In message <20050913202040.GK16110@core.center.osis.gov>, Joseph S D Yao writes :
On Tue, Sep 13, 2005 at 04:15:29PM -0400, Mike Tancsa wrote:
At 03:50 PM 13/09/2005, Joseph S D Yao wrote:
Oh, and also ... please consider that some firewalls try to discern whether the connection on port 25 is from a mail server or from Telnet. While I mourn the simplicity of manual debugging of such sites, it remains that: the fact that you can't TELNET HOST.DOMAIN 25 doesn't mean that there's no mail service there.
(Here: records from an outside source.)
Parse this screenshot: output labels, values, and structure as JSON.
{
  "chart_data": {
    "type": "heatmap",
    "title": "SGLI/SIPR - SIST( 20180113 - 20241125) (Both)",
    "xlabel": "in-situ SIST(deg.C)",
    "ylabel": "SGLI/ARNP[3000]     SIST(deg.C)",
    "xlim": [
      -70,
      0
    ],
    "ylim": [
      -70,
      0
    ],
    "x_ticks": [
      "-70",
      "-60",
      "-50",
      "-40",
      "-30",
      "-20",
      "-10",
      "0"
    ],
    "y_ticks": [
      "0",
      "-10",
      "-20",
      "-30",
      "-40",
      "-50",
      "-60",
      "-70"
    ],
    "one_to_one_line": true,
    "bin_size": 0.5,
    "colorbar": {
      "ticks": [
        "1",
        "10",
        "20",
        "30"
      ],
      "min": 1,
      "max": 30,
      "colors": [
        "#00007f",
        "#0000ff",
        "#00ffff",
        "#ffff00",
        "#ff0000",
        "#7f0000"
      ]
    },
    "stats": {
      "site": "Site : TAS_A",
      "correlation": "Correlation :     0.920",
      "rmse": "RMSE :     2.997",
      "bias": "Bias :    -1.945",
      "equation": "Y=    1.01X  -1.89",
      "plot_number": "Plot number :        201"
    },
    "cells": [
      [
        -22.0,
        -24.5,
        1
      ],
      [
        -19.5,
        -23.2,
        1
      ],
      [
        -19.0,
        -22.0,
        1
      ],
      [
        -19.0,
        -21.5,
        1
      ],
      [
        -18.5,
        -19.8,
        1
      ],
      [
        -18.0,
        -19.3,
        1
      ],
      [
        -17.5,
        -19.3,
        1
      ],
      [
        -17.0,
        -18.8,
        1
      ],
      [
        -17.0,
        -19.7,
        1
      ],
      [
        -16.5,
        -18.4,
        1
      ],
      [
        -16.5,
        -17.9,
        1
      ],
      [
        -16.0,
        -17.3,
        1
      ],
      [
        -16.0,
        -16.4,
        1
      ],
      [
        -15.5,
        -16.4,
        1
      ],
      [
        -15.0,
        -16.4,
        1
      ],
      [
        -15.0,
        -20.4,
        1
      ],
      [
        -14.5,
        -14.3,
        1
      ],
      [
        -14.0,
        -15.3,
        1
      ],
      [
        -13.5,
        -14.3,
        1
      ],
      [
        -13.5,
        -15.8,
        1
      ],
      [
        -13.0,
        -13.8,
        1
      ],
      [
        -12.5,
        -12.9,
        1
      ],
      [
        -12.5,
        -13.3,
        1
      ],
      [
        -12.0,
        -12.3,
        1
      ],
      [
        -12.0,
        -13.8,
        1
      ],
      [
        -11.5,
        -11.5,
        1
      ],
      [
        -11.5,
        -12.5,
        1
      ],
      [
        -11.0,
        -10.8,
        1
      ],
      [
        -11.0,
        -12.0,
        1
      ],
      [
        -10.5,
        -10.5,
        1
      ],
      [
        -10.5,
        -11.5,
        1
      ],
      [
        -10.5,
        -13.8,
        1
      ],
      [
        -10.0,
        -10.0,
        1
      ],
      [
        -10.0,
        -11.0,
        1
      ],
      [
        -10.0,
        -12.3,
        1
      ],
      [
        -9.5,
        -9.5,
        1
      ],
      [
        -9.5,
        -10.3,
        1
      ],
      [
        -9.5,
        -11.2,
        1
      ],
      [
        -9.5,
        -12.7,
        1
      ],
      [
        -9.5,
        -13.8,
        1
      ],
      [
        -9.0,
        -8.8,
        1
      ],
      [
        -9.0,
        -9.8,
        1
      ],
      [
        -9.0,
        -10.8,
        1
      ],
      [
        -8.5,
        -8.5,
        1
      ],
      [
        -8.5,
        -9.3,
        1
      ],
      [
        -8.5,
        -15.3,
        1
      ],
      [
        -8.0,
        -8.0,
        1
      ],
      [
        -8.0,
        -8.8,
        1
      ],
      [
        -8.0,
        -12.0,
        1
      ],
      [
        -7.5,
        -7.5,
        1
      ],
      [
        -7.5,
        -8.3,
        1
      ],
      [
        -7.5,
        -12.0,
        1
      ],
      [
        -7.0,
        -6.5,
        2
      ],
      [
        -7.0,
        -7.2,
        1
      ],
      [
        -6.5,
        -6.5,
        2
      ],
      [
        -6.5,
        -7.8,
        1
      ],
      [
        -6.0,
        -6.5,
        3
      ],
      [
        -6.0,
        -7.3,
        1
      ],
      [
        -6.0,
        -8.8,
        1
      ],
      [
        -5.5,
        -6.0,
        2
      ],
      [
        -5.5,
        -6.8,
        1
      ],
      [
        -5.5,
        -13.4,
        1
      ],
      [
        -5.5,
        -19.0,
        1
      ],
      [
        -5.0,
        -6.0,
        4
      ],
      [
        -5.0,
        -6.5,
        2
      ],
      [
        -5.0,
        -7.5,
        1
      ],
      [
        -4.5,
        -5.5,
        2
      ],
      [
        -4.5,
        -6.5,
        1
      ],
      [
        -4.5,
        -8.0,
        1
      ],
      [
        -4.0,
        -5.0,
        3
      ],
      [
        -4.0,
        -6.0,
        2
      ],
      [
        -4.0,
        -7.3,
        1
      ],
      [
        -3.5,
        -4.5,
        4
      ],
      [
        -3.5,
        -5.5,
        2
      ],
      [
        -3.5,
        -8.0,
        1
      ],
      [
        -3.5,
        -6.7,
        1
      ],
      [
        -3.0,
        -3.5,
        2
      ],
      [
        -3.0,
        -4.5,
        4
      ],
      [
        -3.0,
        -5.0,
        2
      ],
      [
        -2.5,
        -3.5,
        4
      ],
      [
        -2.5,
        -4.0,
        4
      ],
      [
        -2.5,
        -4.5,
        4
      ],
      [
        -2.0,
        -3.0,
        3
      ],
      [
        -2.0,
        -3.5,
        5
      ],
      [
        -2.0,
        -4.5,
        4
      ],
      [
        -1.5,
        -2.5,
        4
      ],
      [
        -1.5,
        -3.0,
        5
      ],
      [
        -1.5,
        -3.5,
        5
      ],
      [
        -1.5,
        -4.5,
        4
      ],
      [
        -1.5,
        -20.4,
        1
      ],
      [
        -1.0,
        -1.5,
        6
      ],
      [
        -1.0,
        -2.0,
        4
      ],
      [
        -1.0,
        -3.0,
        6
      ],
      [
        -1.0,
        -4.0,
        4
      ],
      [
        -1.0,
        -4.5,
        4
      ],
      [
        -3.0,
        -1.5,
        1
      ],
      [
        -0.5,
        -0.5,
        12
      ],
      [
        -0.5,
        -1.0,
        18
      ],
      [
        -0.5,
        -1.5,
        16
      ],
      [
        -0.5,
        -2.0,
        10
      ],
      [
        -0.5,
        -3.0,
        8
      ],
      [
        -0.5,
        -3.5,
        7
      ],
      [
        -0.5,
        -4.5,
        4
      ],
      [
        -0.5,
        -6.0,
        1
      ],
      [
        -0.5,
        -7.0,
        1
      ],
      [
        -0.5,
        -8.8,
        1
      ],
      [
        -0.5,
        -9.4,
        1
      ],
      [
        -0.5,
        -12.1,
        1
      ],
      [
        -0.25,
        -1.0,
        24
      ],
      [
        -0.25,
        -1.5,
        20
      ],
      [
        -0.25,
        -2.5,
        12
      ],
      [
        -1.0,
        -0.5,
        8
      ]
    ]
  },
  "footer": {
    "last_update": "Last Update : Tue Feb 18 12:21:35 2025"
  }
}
Making a network connection using the application "telnet" vs the application "sendmail" (or whatever MTA one uses) seems to be the same when doing a tcpdump on the data. I am not sure how a firewall would know -- purely at the network layer -- what the other side's application was/is that initiated the connection. Yes, the other end could try and connect back to the host, but there is no 2 way traffic as the 3way handshake is not completing and I dont see any other traffic coming back from that host attempting to discern any info.
I don't know, myself. I said they try. Perhaps they succeed. Perhaps they check the speed of incoming queries. Perhaps they try to use a Telnet OPTION. I don't know. Perhaps it's a sales gag. [I think it was a telnet OPTION, actually.]